If I don't like a design, I usually don't write about it. But in the case of the Private Cloud bed, I think there are some functional elements that may have been overlooked. The Private Cloud, or something liike it, could be improved to be really ergonomic and help you sleep too.

The Private Cloud, designed by Manuel Kloker, is a patented rocking frame for a bed that moves back and forth like a rocking chair. It sells for an average of about $6,800 depending on the size ordered, without the mattress.




Assuming there is a mattress on the frame, the Private Cloud rocks best when one is dangling his legs over the bed or when someone is pushing the bed like a swing, from the back. Neither of these positions are sleep-conducive, are they? And, if they were, would the forward-back motion of the boat, I mean bed, lead to a restful sleep or seasickness?

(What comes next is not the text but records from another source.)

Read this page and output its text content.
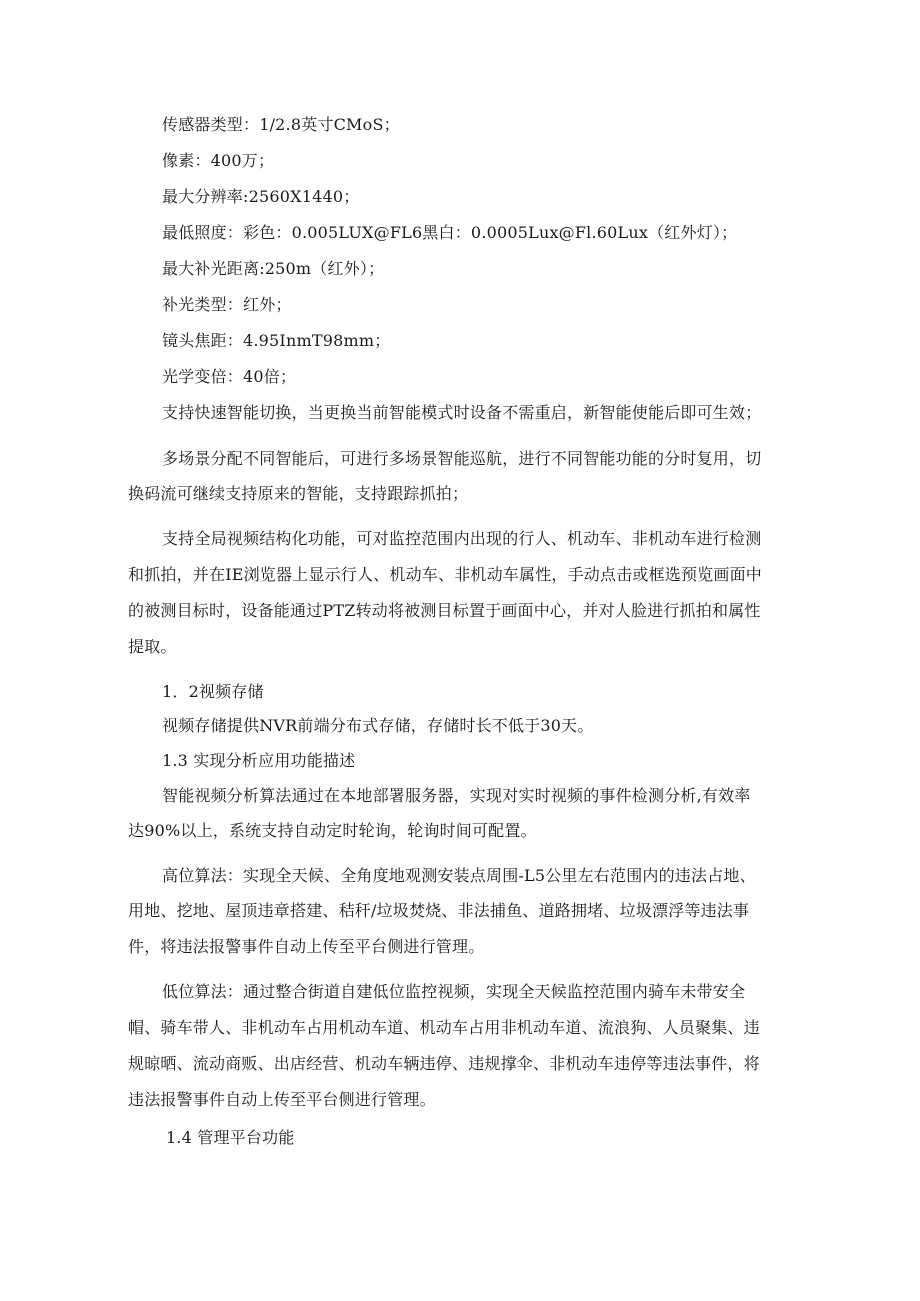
传感器类型：1/2.8英寸CMoS；
像素：400万；
最大分辨率:2560X1440；
最低照度：彩色：0.005LUX@FL6黑白：0.0005Lux@Fl.60Lux（红外灯）；
最大补光距离:250m（红外）；
补光类型：红外；
镜头焦距：4.95InmT98mm；
光学变倍：40倍；
支持快速智能切换，当更换当前智能模式时设备不需重启，新智能使能后即可生效；
多场景分配不同智能后，可进行多场景智能巡航，进行不同智能功能的分时复用，切
换码流可继续支持原来的智能，支持跟踪抓拍；
支持全局视频结构化功能，可对监控范围内出现的行人、机动车、非机动车进行检测
和抓拍，并在IE浏览器上显示行人、机动车、非机动车属性，手动点击或框选预览画面中
的被测目标时，设备能通过PTZ转动将被测目标置于画面中心，并对人脸进行抓拍和属性
提取。
1．2视频存储
视频存储提供NVR前端分布式存储，存储时长不低于30天。
1.3 实现分析应用功能描述
智能视频分析算法通过在本地部署服务器，实现对实时视频的事件检测分析,有效率
达90%以上，系统支持自动定时轮询，轮询时间可配置。
高位算法：实现全天候、全角度地观测安装点周围-L5公里左右范围内的违法占地、
用地、挖地、屋顶违章搭建、秸秆/垃圾焚烧、非法捕鱼、道路拥堵、垃圾漂浮等违法事
件，将违法报警事件自动上传至平台侧进行管理。
低位算法：通过整合街道自建低位监控视频，实现全天候监控范围内骑车未带安全
帽、骑车带人、非机动车占用机动车道、机动车占用非机动车道、流浪狗、人员聚集、违
规晾晒、流动商贩、出店经营、机动车辆违停、违规撑伞、非机动车违停等违法事件，将
违法报警事件自动上传至平台侧进行管理。
1.4 管理平台功能
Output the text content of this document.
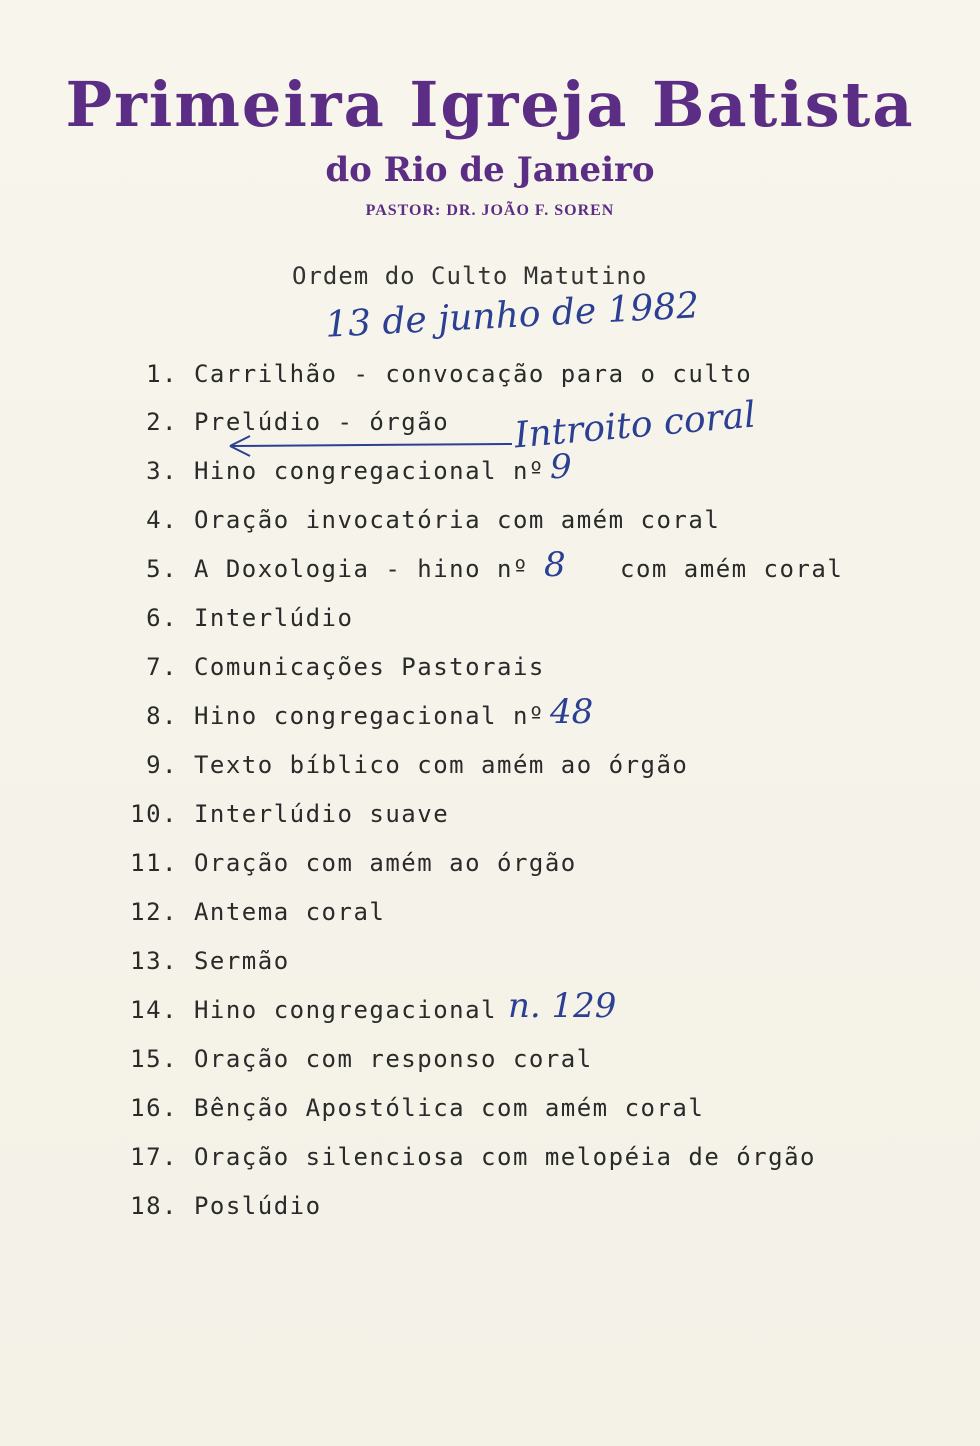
Primeira Igreja Batista
do Rio de Janeiro
PASTOR: DR. JOÃO F. SOREN
Ordem do Culto Matutino
13 de junho de 1982
Introito coral
1. Carrilhão - convocação para o culto
2. Prelúdio - órgão
3. Hino congregacional nº 9
4. Oração invocatória com amém coral
5. A Doxologia - hino nº 8 com amém coral
6. Interlúdio
7. Comunicações Pastorais
8. Hino congregacional nº 48
9. Texto bíblico com amém ao órgão
10. Interlúdio suave
11. Oração com amém ao órgão
12. Antema coral
13. Sermão
14. Hino congregacional n. 129
15. Oração com responso coral
16. Bênção Apostólica com amém coral
17. Oração silenciosa com melopéia de órgão
18. Poslúdio
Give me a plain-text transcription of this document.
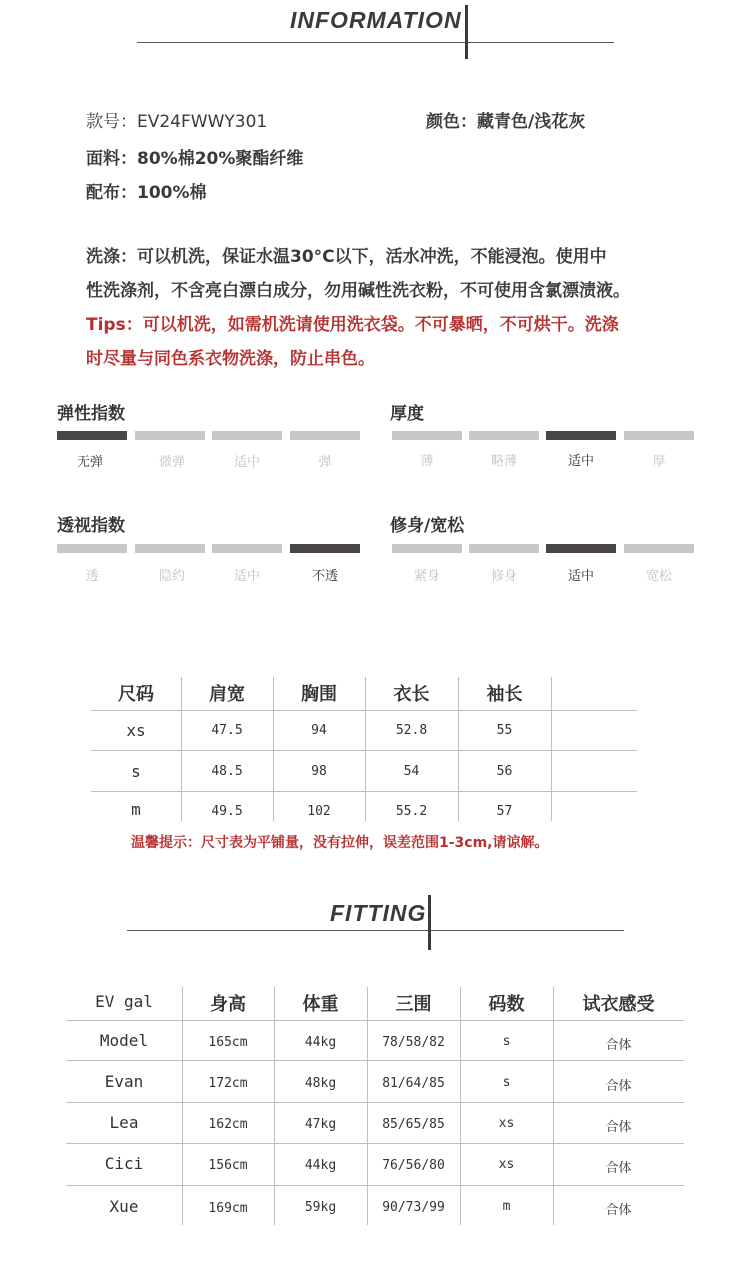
INFORMATION
款号：EV24FWWY301	颜色：藏青色/浅花灰
面料：80%棉20%聚酯纤维
配布：100%棉

洗涤：可以机洗，保证水温30°C以下，活水冲洗，不能浸泡。使用中

性洗涤剂，不含亮白漂白成分，勿用碱性洗衣粉，不可使用含氯漂渍液。

Tips：可以机洗，如需机洗请使用洗衣袋。不可暴晒，不可烘干。洗涤

时尽量与同色系衣物洗涤，防止串色。

弹性指数
无弹	微弹	适中	弹
厚度
薄	略薄	适中	厚
透视指数
透	隐约	适中	不透
修身/宽松
紧身	修身	适中	宽松
尺码	肩宽	胸围	衣长	袖长
xs	47.5	94	52.8	55
s	48.5	98	54	56
m	49.5	102	55.2	57
温馨提示：尺寸表为平铺量，没有拉伸，误差范围1-3cm,请谅解。
FITTING
EV gal	身高	体重	三围	码数	试衣感受
Model	165cm	44kg	78/58/82	s	合体
Evan	172cm	48kg	81/64/85	s	合体
Lea	162cm	47kg	85/65/85	xs	合体
Cici	156cm	44kg	76/56/80	xs	合体
Xue	169cm	59kg	90/73/99	m	合体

Rocking chairs are made with a back and forth motion; but cradles are made with side to side motion, and no one sleeps better than a baby, at least metaphorically. When you are treated for a back injury by physical and massage therapists, they rock your hips from side to side, very gently, to relieve the stress on your muscles and, not only does that motion relieve back pain, but it relaxes your whole body "like a baby."

Good design needs to consider function, as well as line and color. And, especially when it comes to beds, some research needs to be conducted on the physics of movement and relaxation. How far can something sway or swing before it is uncomfortable and counter-functional? Which direction - side to side or back and forth - is most relaxing, and how great should be the distance from the extremes? How much effort does the user need to contribute to the movement of the bed? (Why not build a switched-on bed in its optimal direction?) What is the perfect width of a rocking bed?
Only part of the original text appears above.